Bad neighbor policy?
Many years ago, I needed to deploy a bunch of UNIX machines very quickly. When
I created the golden system image, it included an ntp.conf file that pointed
to a nearby public stratum 2 server not under my administrative control. This
was dumb, because I could (and should) have just had my boxen chime against a
local machine, and have it (and only it) hit the stratum 2 box.
About a week later, I got an email from the admin of the stratum 2 server
that politely pointed out these facts. A half hour later, cfengine had
fixed my error, and I red-facedly responded to the gent whose resources I
had ignorantly abused.
Well, a Danish member of the FreeBSD team is running up against the same
issue on a much larger scale, except that D-Link is the abuser, and they aren’t fixing the problem.

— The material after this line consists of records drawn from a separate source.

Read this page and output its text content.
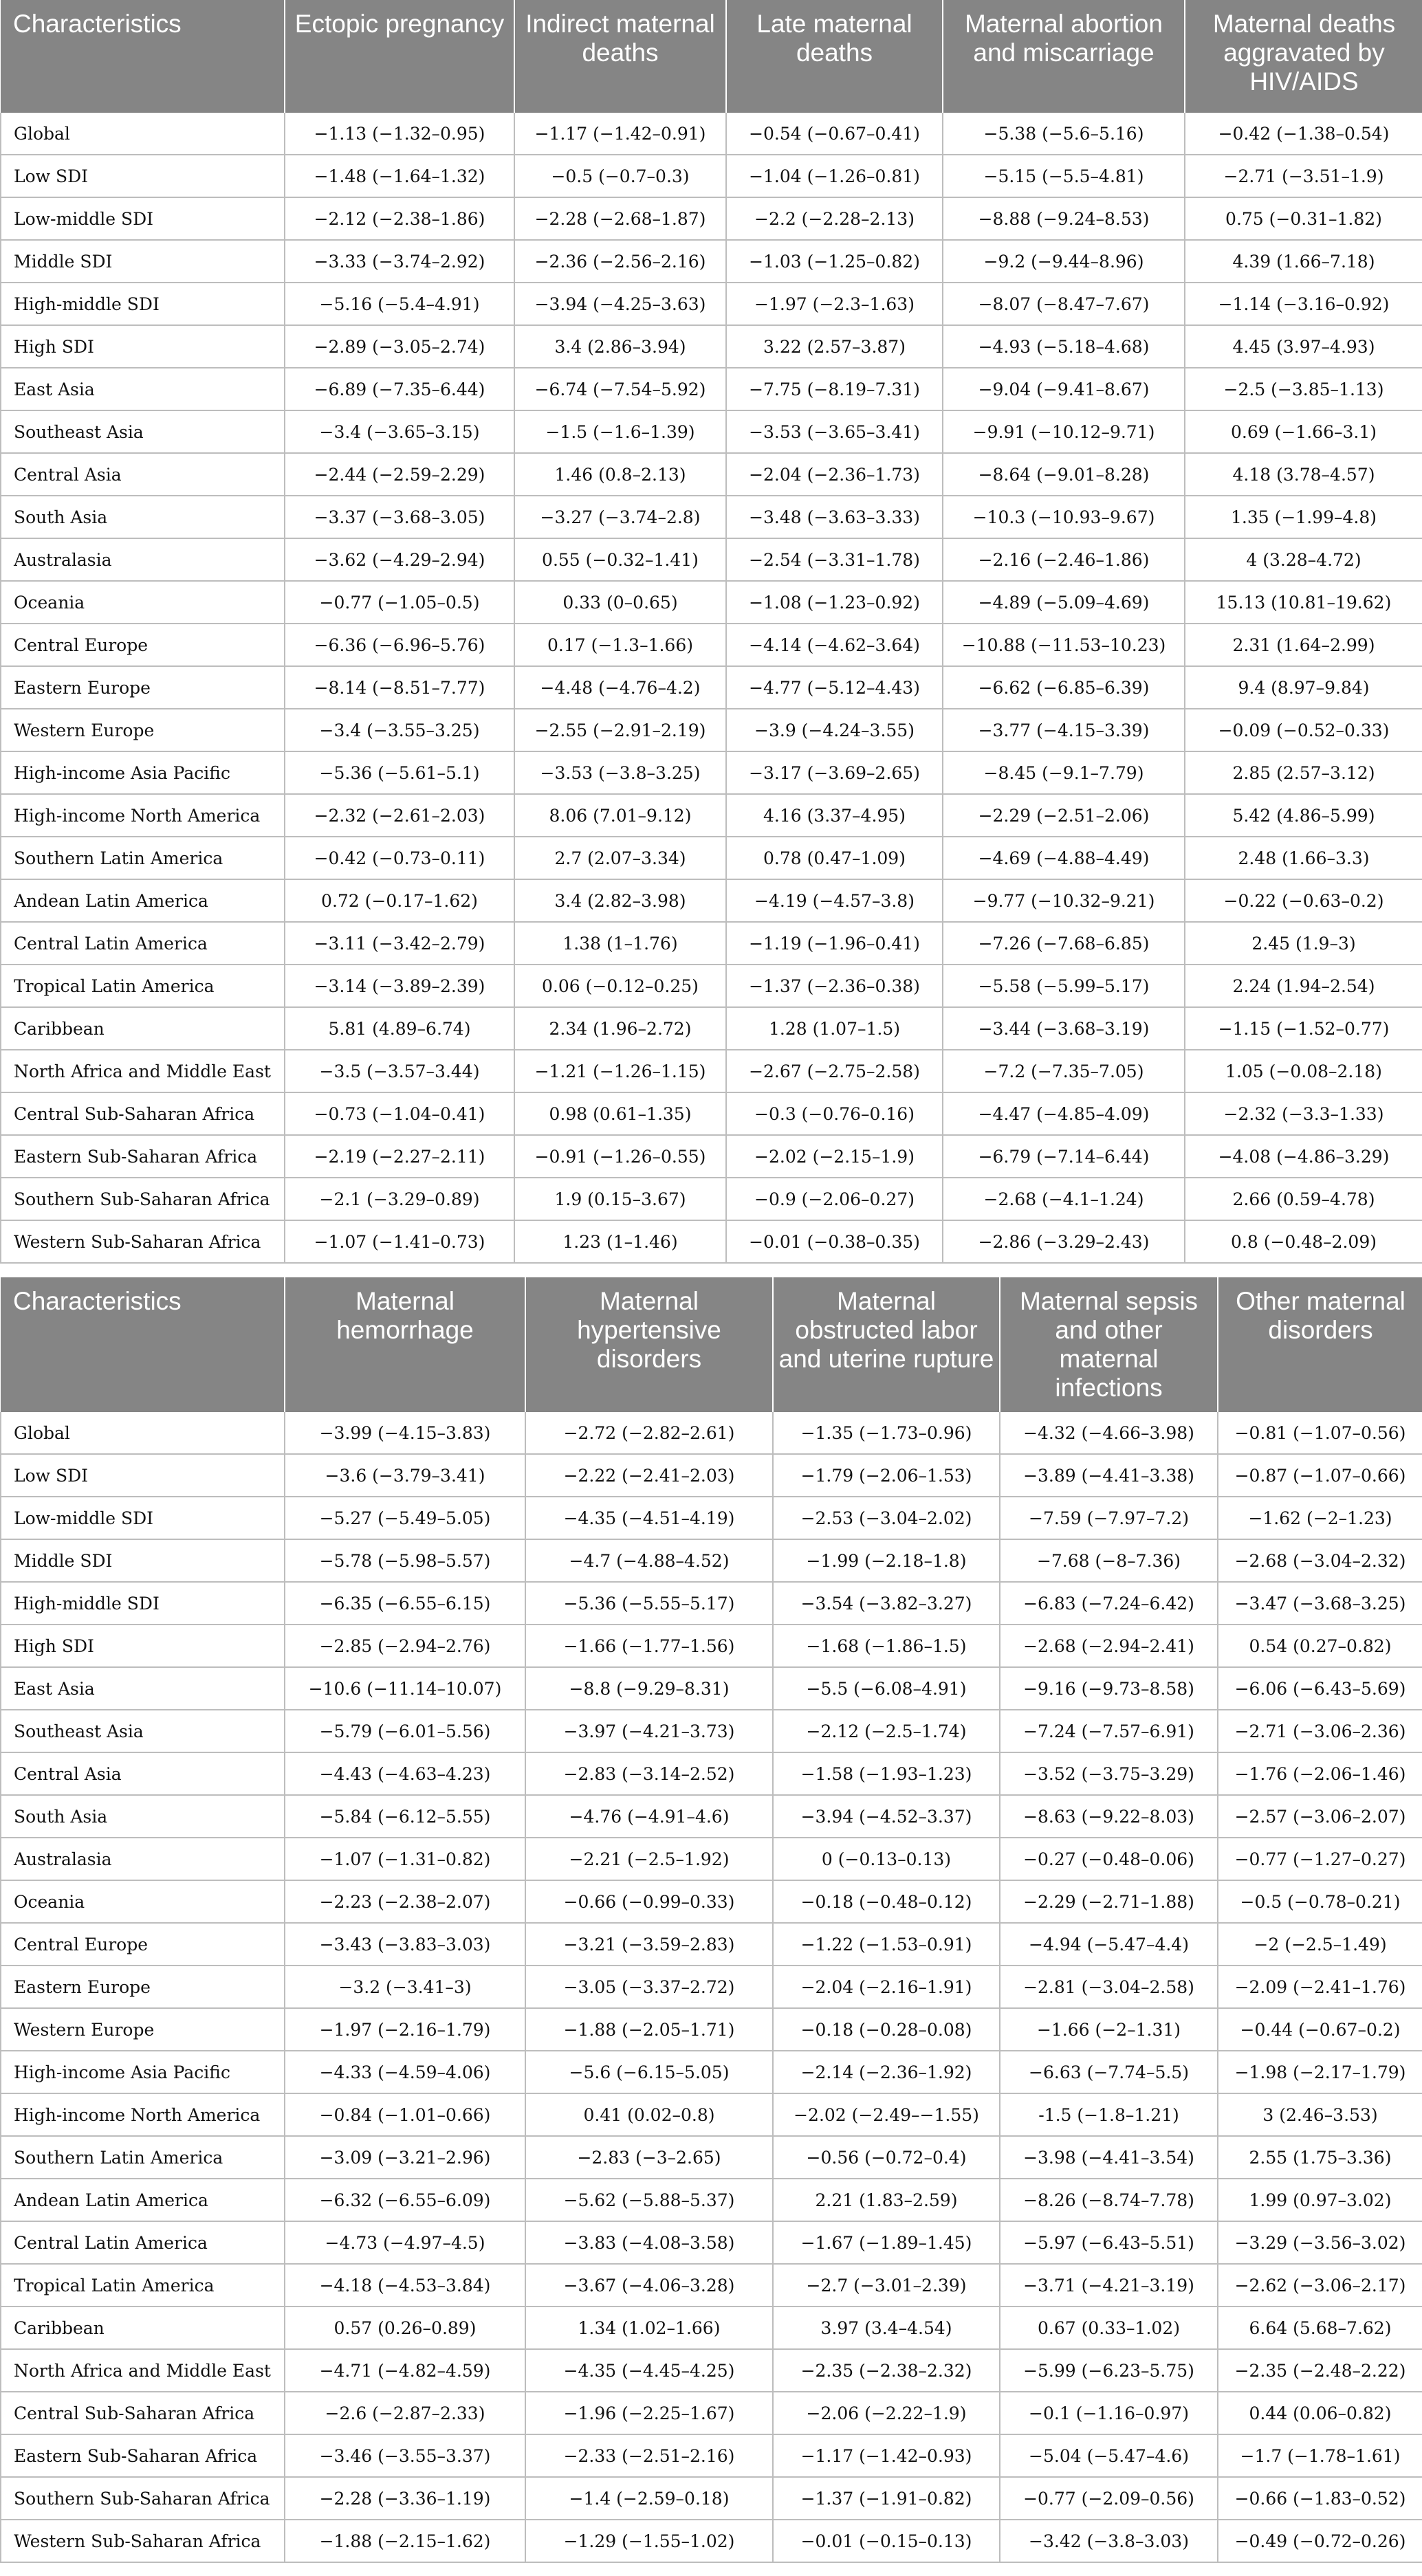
Characteristics	Ectopic pregnancy	Indirect maternal deaths	Late maternal deaths	Maternal abortion and miscarriage	Maternal deaths aggravated by HIV/AIDS
Global	−1.13 (−1.32–0.95)	−1.17 (−1.42–0.91)	−0.54 (−0.67–0.41)	−5.38 (−5.6–5.16)	−0.42 (−1.38–0.54)
Low SDI	−1.48 (−1.64–1.32)	−0.5 (−0.7–0.3)	−1.04 (−1.26–0.81)	−5.15 (−5.5–4.81)	−2.71 (−3.51–1.9)
Low-middle SDI	−2.12 (−2.38–1.86)	−2.28 (−2.68–1.87)	−2.2 (−2.28–2.13)	−8.88 (−9.24–8.53)	0.75 (−0.31–1.82)
Middle SDI	−3.33 (−3.74–2.92)	−2.36 (−2.56–2.16)	−1.03 (−1.25–0.82)	−9.2 (−9.44–8.96)	4.39 (1.66–7.18)
High-middle SDI	−5.16 (−5.4–4.91)	−3.94 (−4.25–3.63)	−1.97 (−2.3–1.63)	−8.07 (−8.47–7.67)	−1.14 (−3.16–0.92)
High SDI	−2.89 (−3.05–2.74)	3.4 (2.86–3.94)	3.22 (2.57–3.87)	−4.93 (−5.18–4.68)	4.45 (3.97–4.93)
East Asia	−6.89 (−7.35–6.44)	−6.74 (−7.54–5.92)	−7.75 (−8.19–7.31)	−9.04 (−9.41–8.67)	−2.5 (−3.85–1.13)
Southeast Asia	−3.4 (−3.65–3.15)	−1.5 (−1.6–1.39)	−3.53 (−3.65–3.41)	−9.91 (−10.12–9.71)	0.69 (−1.66–3.1)
Central Asia	−2.44 (−2.59–2.29)	1.46 (0.8–2.13)	−2.04 (−2.36–1.73)	−8.64 (−9.01–8.28)	4.18 (3.78–4.57)
South Asia	−3.37 (−3.68–3.05)	−3.27 (−3.74–2.8)	−3.48 (−3.63–3.33)	−10.3 (−10.93–9.67)	1.35 (−1.99–4.8)
Australasia	−3.62 (−4.29–2.94)	0.55 (−0.32–1.41)	−2.54 (−3.31–1.78)	−2.16 (−2.46–1.86)	4 (3.28–4.72)
Oceania	−0.77 (−1.05–0.5)	0.33 (0–0.65)	−1.08 (−1.23–0.92)	−4.89 (−5.09–4.69)	15.13 (10.81–19.62)
Central Europe	−6.36 (−6.96–5.76)	0.17 (−1.3–1.66)	−4.14 (−4.62–3.64)	−10.88 (−11.53–10.23)	2.31 (1.64–2.99)
Eastern Europe	−8.14 (−8.51–7.77)	−4.48 (−4.76–4.2)	−4.77 (−5.12–4.43)	−6.62 (−6.85–6.39)	9.4 (8.97–9.84)
Western Europe	−3.4 (−3.55–3.25)	−2.55 (−2.91–2.19)	−3.9 (−4.24–3.55)	−3.77 (−4.15–3.39)	−0.09 (−0.52–0.33)
High-income Asia Pacific	−5.36 (−5.61–5.1)	−3.53 (−3.8–3.25)	−3.17 (−3.69–2.65)	−8.45 (−9.1–7.79)	2.85 (2.57–3.12)
High-income North America	−2.32 (−2.61–2.03)	8.06 (7.01–9.12)	4.16 (3.37–4.95)	−2.29 (−2.51–2.06)	5.42 (4.86–5.99)
Southern Latin America	−0.42 (−0.73–0.11)	2.7 (2.07–3.34)	0.78 (0.47–1.09)	−4.69 (−4.88–4.49)	2.48 (1.66–3.3)
Andean Latin America	0.72 (−0.17–1.62)	3.4 (2.82–3.98)	−4.19 (−4.57–3.8)	−9.77 (−10.32–9.21)	−0.22 (−0.63–0.2)
Central Latin America	−3.11 (−3.42–2.79)	1.38 (1–1.76)	−1.19 (−1.96–0.41)	−7.26 (−7.68–6.85)	2.45 (1.9–3)
Tropical Latin America	−3.14 (−3.89–2.39)	0.06 (−0.12–0.25)	−1.37 (−2.36–0.38)	−5.58 (−5.99–5.17)	2.24 (1.94–2.54)
Caribbean	5.81 (4.89–6.74)	2.34 (1.96–2.72)	1.28 (1.07–1.5)	−3.44 (−3.68–3.19)	−1.15 (−1.52–0.77)
North Africa and Middle East	−3.5 (−3.57–3.44)	−1.21 (−1.26–1.15)	−2.67 (−2.75–2.58)	−7.2 (−7.35–7.05)	1.05 (−0.08–2.18)
Central Sub-Saharan Africa	−0.73 (−1.04–0.41)	0.98 (0.61–1.35)	−0.3 (−0.76–0.16)	−4.47 (−4.85–4.09)	−2.32 (−3.3–1.33)
Eastern Sub-Saharan Africa	−2.19 (−2.27–2.11)	−0.91 (−1.26–0.55)	−2.02 (−2.15–1.9)	−6.79 (−7.14–6.44)	−4.08 (−4.86–3.29)
Southern Sub-Saharan Africa	−2.1 (−3.29–0.89)	1.9 (0.15–3.67)	−0.9 (−2.06–0.27)	−2.68 (−4.1–1.24)	2.66 (0.59–4.78)
Western Sub-Saharan Africa	−1.07 (−1.41–0.73)	1.23 (1–1.46)	−0.01 (−0.38–0.35)	−2.86 (−3.29–2.43)	0.8 (−0.48–2.09)
Characteristics	Maternal hemorrhage	Maternal hypertensive disorders	Maternal obstructed labor and uterine rupture	Maternal sepsis and other maternal infections	Other maternal disorders
Global	−3.99 (−4.15–3.83)	−2.72 (−2.82–2.61)	−1.35 (−1.73–0.96)	−4.32 (−4.66–3.98)	−0.81 (−1.07–0.56)
Low SDI	−3.6 (−3.79–3.41)	−2.22 (−2.41–2.03)	−1.79 (−2.06–1.53)	−3.89 (−4.41–3.38)	−0.87 (−1.07–0.66)
Low-middle SDI	−5.27 (−5.49–5.05)	−4.35 (−4.51–4.19)	−2.53 (−3.04–2.02)	−7.59 (−7.97–7.2)	−1.62 (−2–1.23)
Middle SDI	−5.78 (−5.98–5.57)	−4.7 (−4.88–4.52)	−1.99 (−2.18–1.8)	−7.68 (−8–7.36)	−2.68 (−3.04–2.32)
High-middle SDI	−6.35 (−6.55–6.15)	−5.36 (−5.55–5.17)	−3.54 (−3.82–3.27)	−6.83 (−7.24–6.42)	−3.47 (−3.68–3.25)
High SDI	−2.85 (−2.94–2.76)	−1.66 (−1.77–1.56)	−1.68 (−1.86–1.5)	−2.68 (−2.94–2.41)	0.54 (0.27–0.82)
East Asia	−10.6 (−11.14–10.07)	−8.8 (−9.29–8.31)	−5.5 (−6.08–4.91)	−9.16 (−9.73–8.58)	−6.06 (−6.43–5.69)
Southeast Asia	−5.79 (−6.01–5.56)	−3.97 (−4.21–3.73)	−2.12 (−2.5–1.74)	−7.24 (−7.57–6.91)	−2.71 (−3.06–2.36)
Central Asia	−4.43 (−4.63–4.23)	−2.83 (−3.14–2.52)	−1.58 (−1.93–1.23)	−3.52 (−3.75–3.29)	−1.76 (−2.06–1.46)
South Asia	−5.84 (−6.12–5.55)	−4.76 (−4.91–4.6)	−3.94 (−4.52–3.37)	−8.63 (−9.22–8.03)	−2.57 (−3.06–2.07)
Australasia	−1.07 (−1.31–0.82)	−2.21 (−2.5–1.92)	0 (−0.13–0.13)	−0.27 (−0.48–0.06)	−0.77 (−1.27–0.27)
Oceania	−2.23 (−2.38–2.07)	−0.66 (−0.99–0.33)	−0.18 (−0.48–0.12)	−2.29 (−2.71–1.88)	−0.5 (−0.78–0.21)
Central Europe	−3.43 (−3.83–3.03)	−3.21 (−3.59–2.83)	−1.22 (−1.53–0.91)	−4.94 (−5.47–4.4)	−2 (−2.5–1.49)
Eastern Europe	−3.2 (−3.41–3)	−3.05 (−3.37–2.72)	−2.04 (−2.16–1.91)	−2.81 (−3.04–2.58)	−2.09 (−2.41–1.76)
Western Europe	−1.97 (−2.16–1.79)	−1.88 (−2.05–1.71)	−0.18 (−0.28–0.08)	−1.66 (−2–1.31)	−0.44 (−0.67–0.2)
High-income Asia Pacific	−4.33 (−4.59–4.06)	−5.6 (−6.15–5.05)	−2.14 (−2.36–1.92)	−6.63 (−7.74–5.5)	−1.98 (−2.17–1.79)
High-income North America	−0.84 (−1.01–0.66)	0.41 (0.02–0.8)	−2.02 (−2.49–−1.55)	-1.5 (−1.8–1.21)	3 (2.46–3.53)
Southern Latin America	−3.09 (−3.21–2.96)	−2.83 (−3–2.65)	−0.56 (−0.72–0.4)	−3.98 (−4.41–3.54)	2.55 (1.75–3.36)
Andean Latin America	−6.32 (−6.55–6.09)	−5.62 (−5.88–5.37)	2.21 (1.83–2.59)	−8.26 (−8.74–7.78)	1.99 (0.97–3.02)
Central Latin America	−4.73 (−4.97–4.5)	−3.83 (−4.08–3.58)	−1.67 (−1.89–1.45)	−5.97 (−6.43–5.51)	−3.29 (−3.56–3.02)
Tropical Latin America	−4.18 (−4.53–3.84)	−3.67 (−4.06–3.28)	−2.7 (−3.01–2.39)	−3.71 (−4.21–3.19)	−2.62 (−3.06–2.17)
Caribbean	0.57 (0.26–0.89)	1.34 (1.02–1.66)	3.97 (3.4–4.54)	0.67 (0.33–1.02)	6.64 (5.68–7.62)
North Africa and Middle East	−4.71 (−4.82–4.59)	−4.35 (−4.45–4.25)	−2.35 (−2.38–2.32)	−5.99 (−6.23–5.75)	−2.35 (−2.48–2.22)
Central Sub-Saharan Africa	−2.6 (−2.87–2.33)	−1.96 (−2.25–1.67)	−2.06 (−2.22–1.9)	−0.1 (−1.16–0.97)	0.44 (0.06–0.82)
Eastern Sub-Saharan Africa	−3.46 (−3.55–3.37)	−2.33 (−2.51–2.16)	−1.17 (−1.42–0.93)	−5.04 (−5.47–4.6)	−1.7 (−1.78–1.61)
Southern Sub-Saharan Africa	−2.28 (−3.36–1.19)	−1.4 (−2.59–0.18)	−1.37 (−1.91–0.82)	−0.77 (−2.09–0.56)	−0.66 (−1.83–0.52)
Western Sub-Saharan Africa	−1.88 (−2.15–1.62)	−1.29 (−1.55–1.02)	−0.01 (−0.15–0.13)	−3.42 (−3.8–3.03)	−0.49 (−0.72–0.26)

If I had any dlink gear, I’d call and ask them for a fix. thousands of customers clogging their phone lines about this can’t be wrong.
There are a few more details from Richard Clayton, who helped Poul-Henning Kamp track down the problem originally.
In my experience, D-Link has some of the worst firmware and driver software out there. I refuse to buy anything from them more complicated than a switch after several bad experiences.
One of the sad things about this is there’s already a service set up that would do what D-Link really needed, with very little effort on their part. Pointing an NTP client at pool.ntp.org will automatically direct it to a randomly-chosen NTP server, out of a pool of servers whose admins have agreed to provide this service.